鎖に繋がれた月姫は自分だけに跪く竜騎士団長に焦がれてやまない
(……睨み合いもなく、即進軍してくるなんて。おかしい。あの砦には竜騎士団の先陣が到着していることも、あちらは承知しているはず。双方の戦力が出揃うまでは、お互いに相手がどう動くかを窺うはず……なんで……?)

 眉を顰めたオデットは、ついこの間に読んだ初歩的な兵法書に書いてあったことを思い出していた。

 奇襲するのならいざ知らず相手の武力もまだ整っていない内に進軍するなど、定石であれば考えられない。もし砦を攻略するのなら、籠城戦を防ぐために補給路を断つ事が先決で初歩中の初歩だ。戦闘している時に、敵側の援軍が現れて挟み撃ちされてしまえば目も当てられない。

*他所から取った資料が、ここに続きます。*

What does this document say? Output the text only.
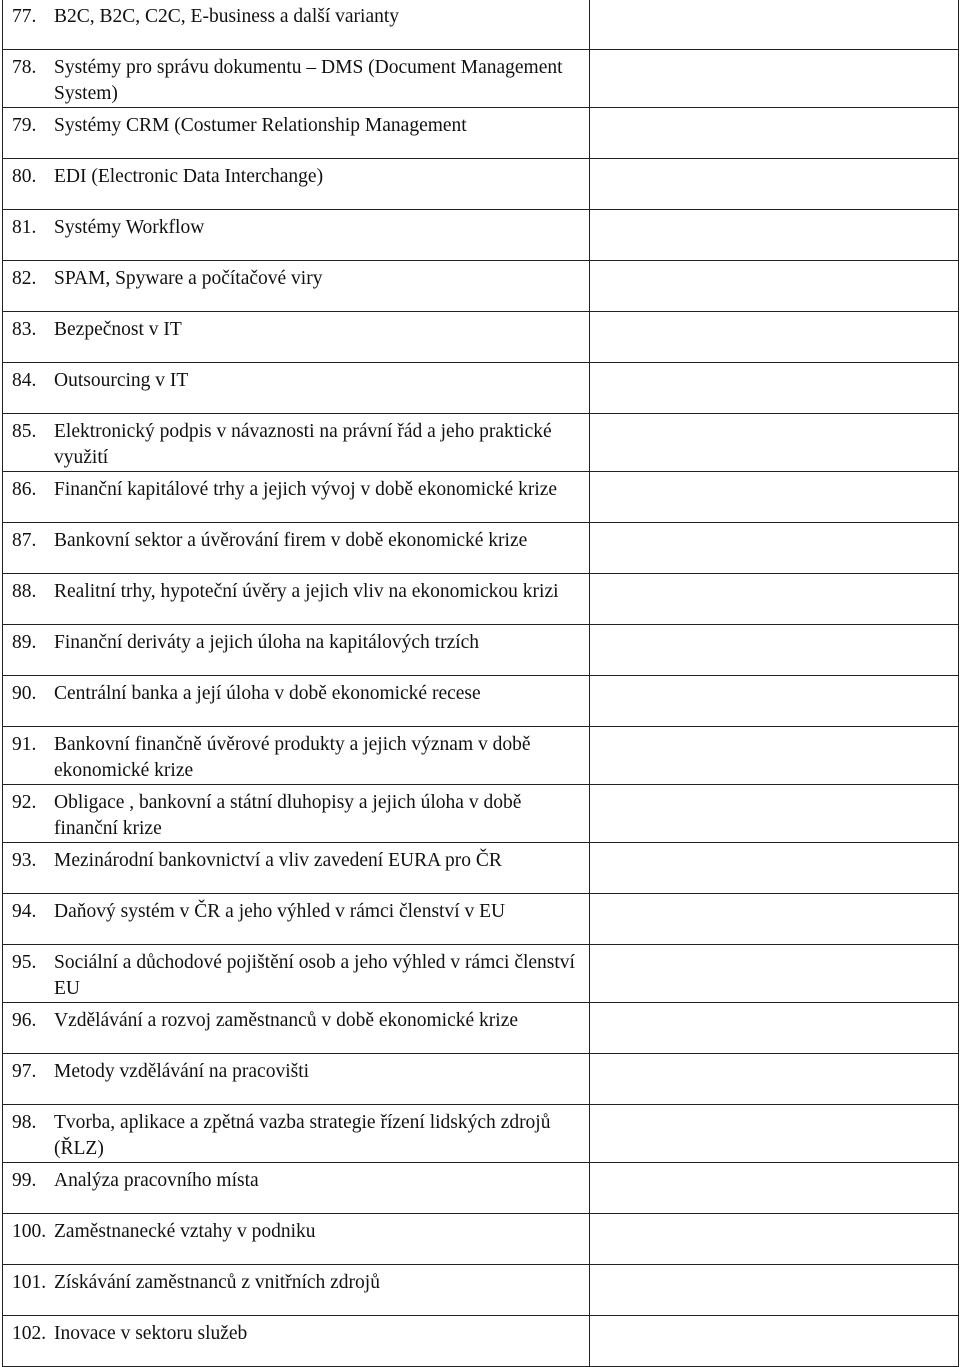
77. B2C, B2C, C2C, E-business a další varianty	

78. Systémy pro správu dokumentu – DMS (Document Management System)	

79. Systémy CRM (Costumer Relationship Management	

80. EDI (Electronic Data Interchange)	

81. Systémy Workflow	

82. SPAM, Spyware a počítačové viry	

83. Bezpečnost v IT	

84. Outsourcing v IT	

85. Elektronický podpis v návaznosti na právní řád a jeho praktické využití	

86. Finanční kapitálové trhy a jejich vývoj v době ekonomické krize	

87. Bankovní sektor a úvěrování firem v době ekonomické krize	

88. Realitní trhy, hypoteční úvěry a jejich vliv na ekonomickou krizi	

89. Finanční deriváty a jejich úloha na kapitálových trzích	

90. Centrální banka a její úloha v době ekonomické recese	

91. Bankovní finančně úvěrové produkty a jejich význam v době ekonomické krize	

92. Obligace , bankovní a státní dluhopisy a jejich úloha v době finanční krize	

93. Mezinárodní bankovnictví a vliv zavedení EURA pro ČR	

94. Daňový systém v ČR a jeho výhled v rámci členství v EU	

95. Sociální a důchodové pojištění osob a jeho výhled v rámci členství EU	

96. Vzdělávání a rozvoj zaměstnanců v době ekonomické krize	

97. Metody vzdělávání na pracovišti	

98. Tvorba, aplikace a zpětná vazba strategie řízení lidských zdrojů (ŘLZ)	

99. Analýza pracovního místa	

100. Zaměstnanecké vztahy v podniku	

101. Získávání zaměstnanců z vnitřních zdrojů	

102. Inovace v sektoru služeb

(どうして……砦攻略をなすのなら、通常であれば時間がかかる長期戦を覚悟の上のはず……キースの悪い予感と……それに、これまで無言を通して来たガヴェアの間を置かない、いきなりの進軍……何かを、企んでいる?)

 心の中でキースと相談をしているはずのセドリックは、慎重に地上の様子を窺っているようだ。すぐには砦へと降下をせずに、戦闘がどうなるのか、上空にて見守ることにしたようだ。

 ぞわりと、オデットの身体中の肌が粟立ったのは、その時だった。